INTRODUCTION The link between the inflammatory response and the promotion of cancers is well established; notably in endothelial cancers such as oral, pancreatic and colon. Epidemiological studies have shown that chronic inflammation is a significant causative factor for these cancers. The use of designed, nanostructured materials formed from self assembling peptides as scaffolds is a rapidly growing research area[1]. A particularly promising application involves materials that can mediate the local tumour environment of oral cancers through attenuation of the inflammatory response, whilst simultaneously providing a stable healthy extracellular matrix (ECM) mimic to promote regeneration. Several studies showed promising anti-tumorigenic effects using non-steroidal anti-inflammatory drugs. Hence, a therapeutic opportunity lies in developing a biocompatible material that can achieve a spatially confined, sustained, non-steroidal and selective suppression of the immune system. Hydrogels formed by bioinspired synthetic organic molecules known as self-assembling peptides (SAP) are highly suitable materials for cancer therapy, they have been shown to form nanofibrillar matrices of similar morphology which are functional both in vitro and in vivo through the inclusion of bioactive and biocompatible peptide sequences in the SAP during synthesis[2]. The formation of SAP hydrogels is a thermodynamically driven process[3]; the noncovalent forces that govern their assembly can be used to physically incorporate larger bioactive molecules. Here, we demonstrate a method to include a powerful non-steroidal anti-inflammatory polysaccharide within the matrix itself.
MATERIALS AND METHODS All N-fluorenylmethyloxycarbonyl (Fmoc) self-assembling peptides (SAPs) were synthesised stepwise using solid [phase peptide synthesis. Hydrogels were prepared at 20 mg/mL. 100 µL of deionised water with 50 µL 0.5 M sodium hydroxide (NaOH) was used to dissolve 10 mg of peptide. 0.1 M hydrochloric acid (HCl) was then added dropwise, always while vortexing, until the pH of the solution reached 7.4.. A polyanionic polysacharride, fucoidan (marinova, TAS) was incorporated into the scaffold via coassembly, confirmed by a using a suite of characterisation techniques, including: 1H, 13C Nuclear magnetic resonance spectroscopy; Small angle neutron scattering; Atomic Force Microscopy; Transmission Electron Microscopy; Dynamic Scanning and Isothermal Titration Calorimetry; Fourier Transform-Infra Red, fluorescence and Circular dichroism spectroscopy; and parallel plate rheometry. The anti inflammatory properties of this material were tested for their effectiveness using SCC25 epithelial cancer cells, challenged with Lipopolysaccharide. Cells were cultured in 24 well tissue culture plates, with cell specific culture conditions.

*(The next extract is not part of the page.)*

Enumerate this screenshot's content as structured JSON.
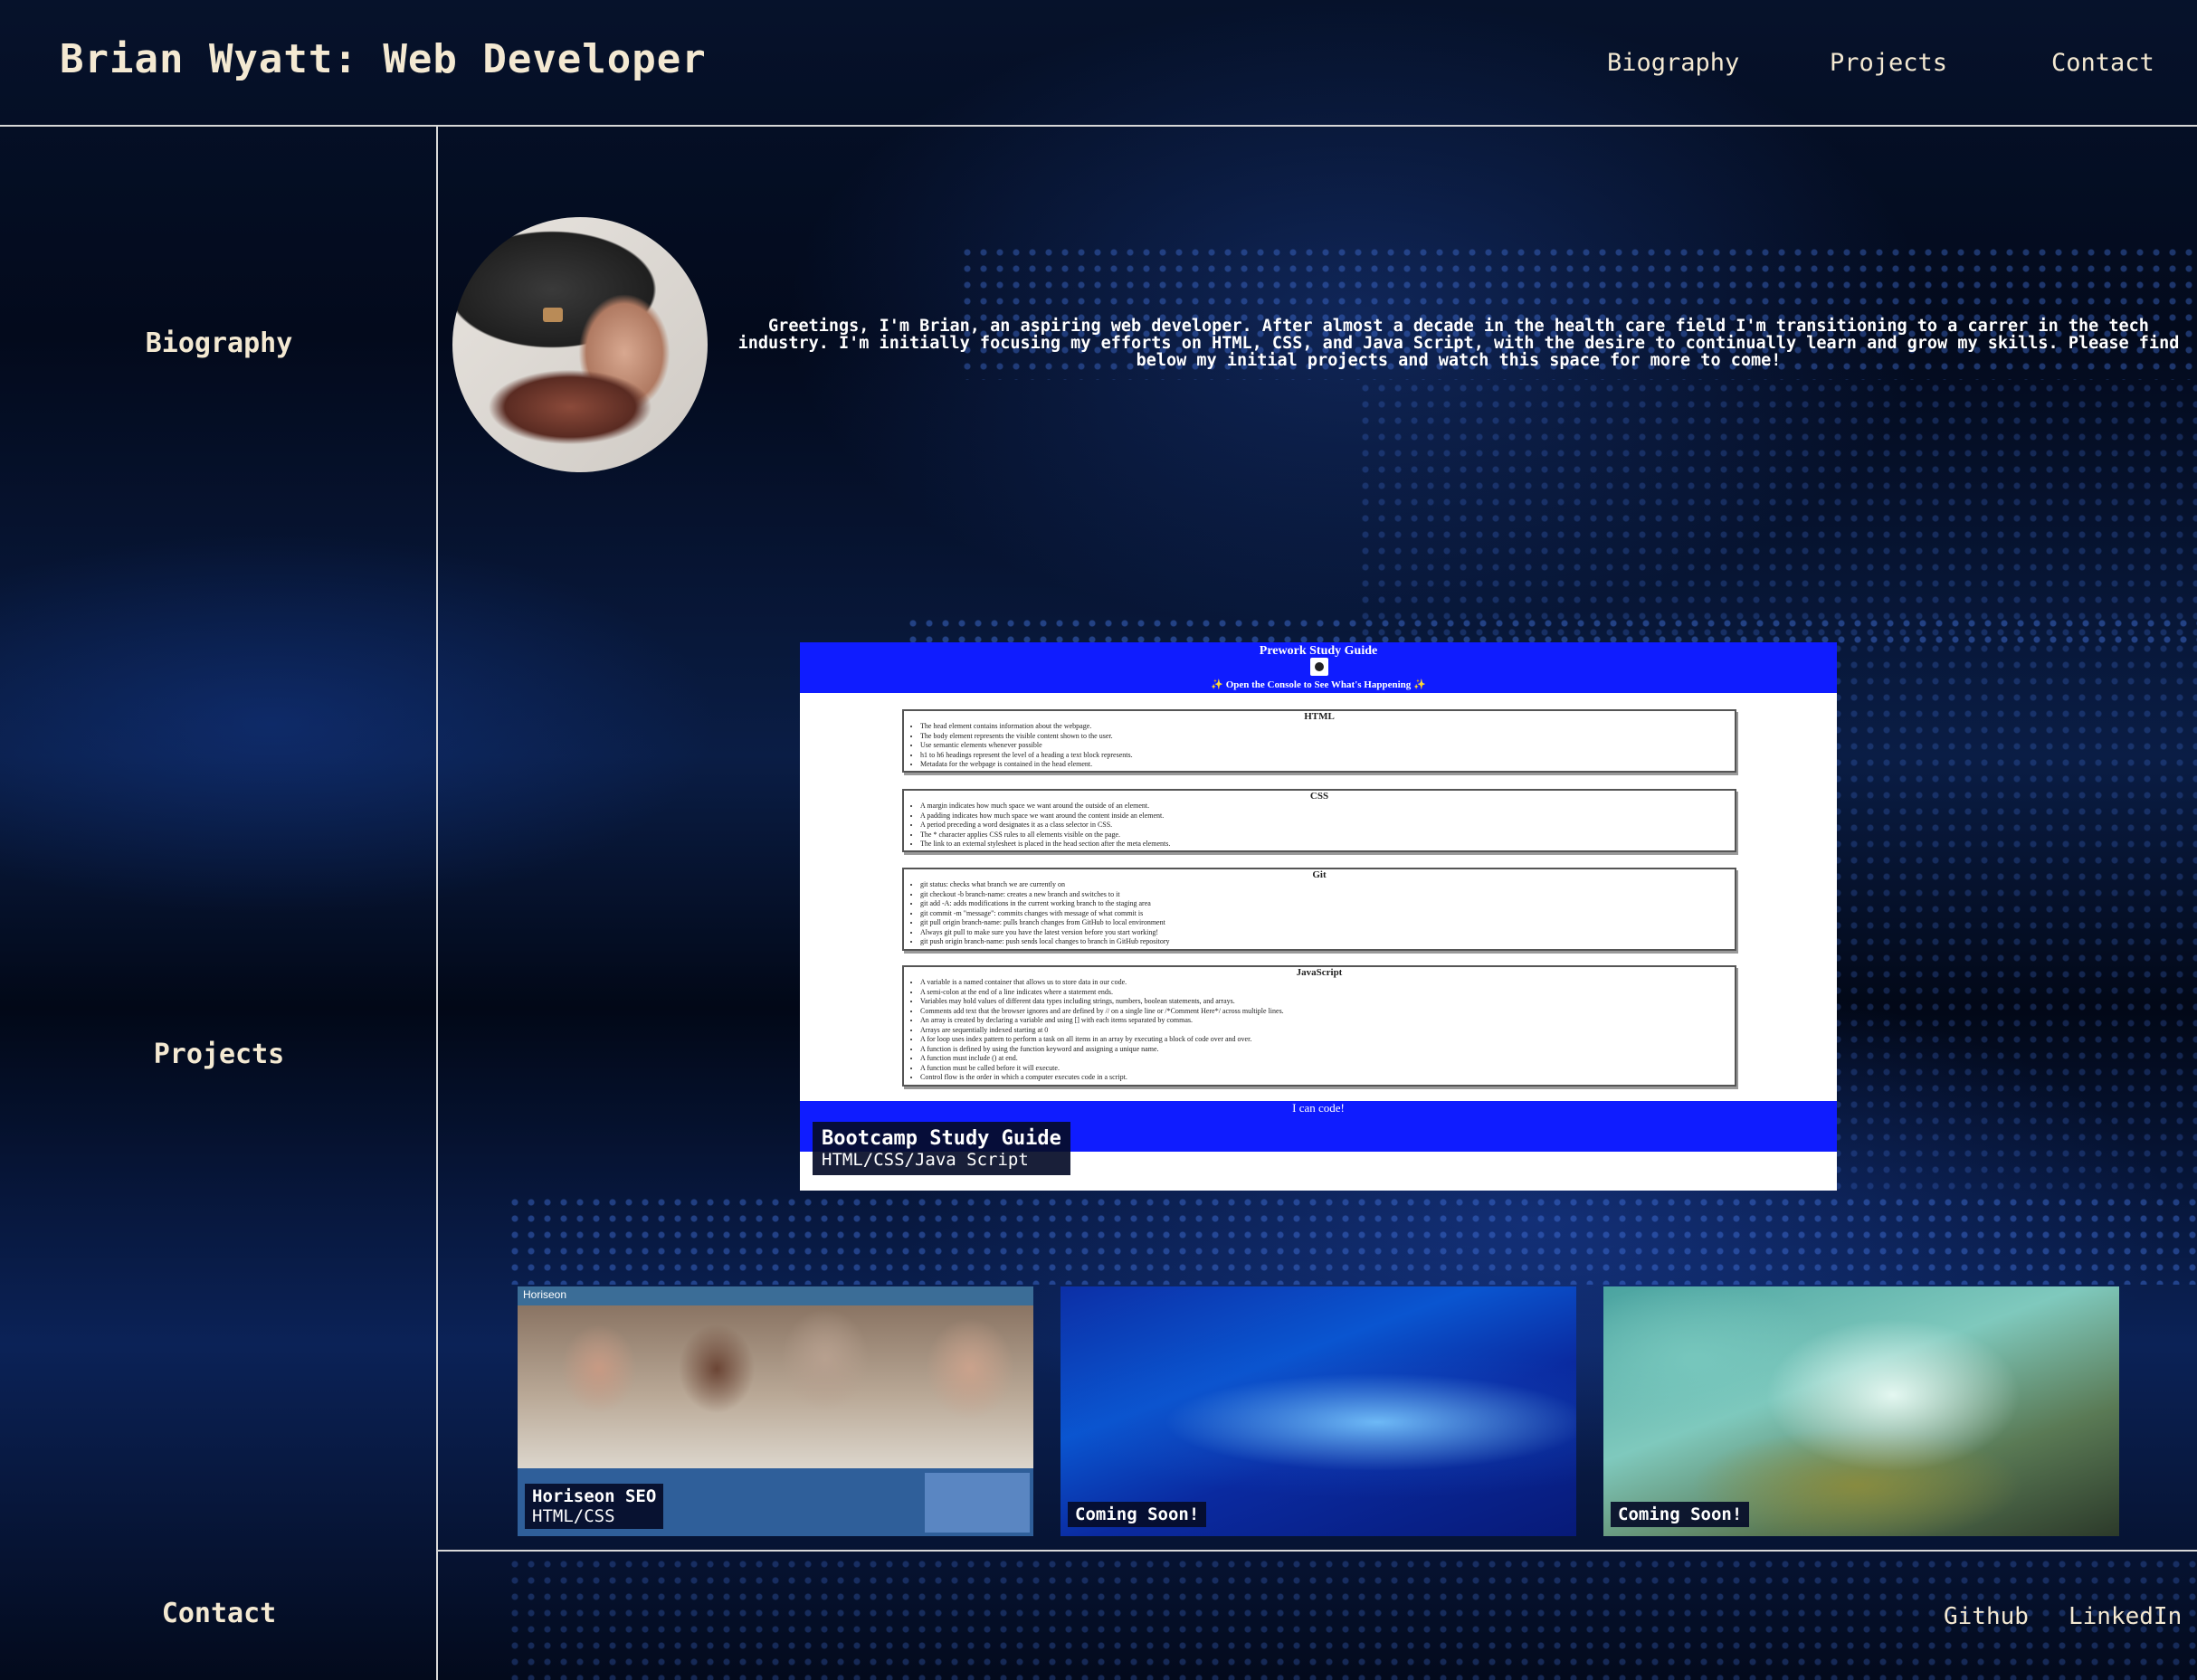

RESULTS AND DISCUSSION We use spectroscopic and material analyses to show that coassembly facilitates the binding of fucoidan molecules to the SAP nanofibrils.We demonstrate the scaffold supports the culture of healthy cells whilst concomitantly inducing apoptosis in cancerous cells. We determine this process is underpinned by the significant (orders of magnitude) and sustained downregulation of proinflammatory gene and protein expression related to cell division and cyctokine production, even when challenged with proinflammatory lipopolysaccharide.
CONCLUSION This work represents the potential for SAP hydrogels to provide sustained delivery of soluble macromolecules while maintaining their effectiveness as a tissue engineering scaffold material. Our findings highlight an innovative material approach for the distribution and sustained presentation of functional molecules on a nanoscale structure via self-assembly, showing their significant benefit for local cancer immunotherapy and drug delivery vehicles.
References:
[1] Nisbet, D. R.; Williams, R. J., Self-assembled peptides: characterisation and in vivo response. Biointerphases 2012, 7, (2), 1-14.
[2] Modepalli, V. N.; Rodriguez, A. L.; Li, R.; Pavuluri, S.; Nicholas, K. R.; Barrow, C. J.; Nisbet, D. R.; Williams, R. J., In vitro response to functionalized self‐assembled peptide scaffolds for three‐dimensional cell culture. Peptide Science 2014, 102, (2), 197-205.
[3] Li, R.; Horgan, C. C.; Long, B.; Rodriguez, A. L.; Mather, L.; Barrow, C. J.; Nisbet, D. R.; Williams, R. J., Tuning the mechanical and morphological properties of self-assembled peptide hydrogels via control over the gelation mechanism through regulation of ionic strength and the rate of pH change. RSC Advances 2015, 5, (1), 301-307.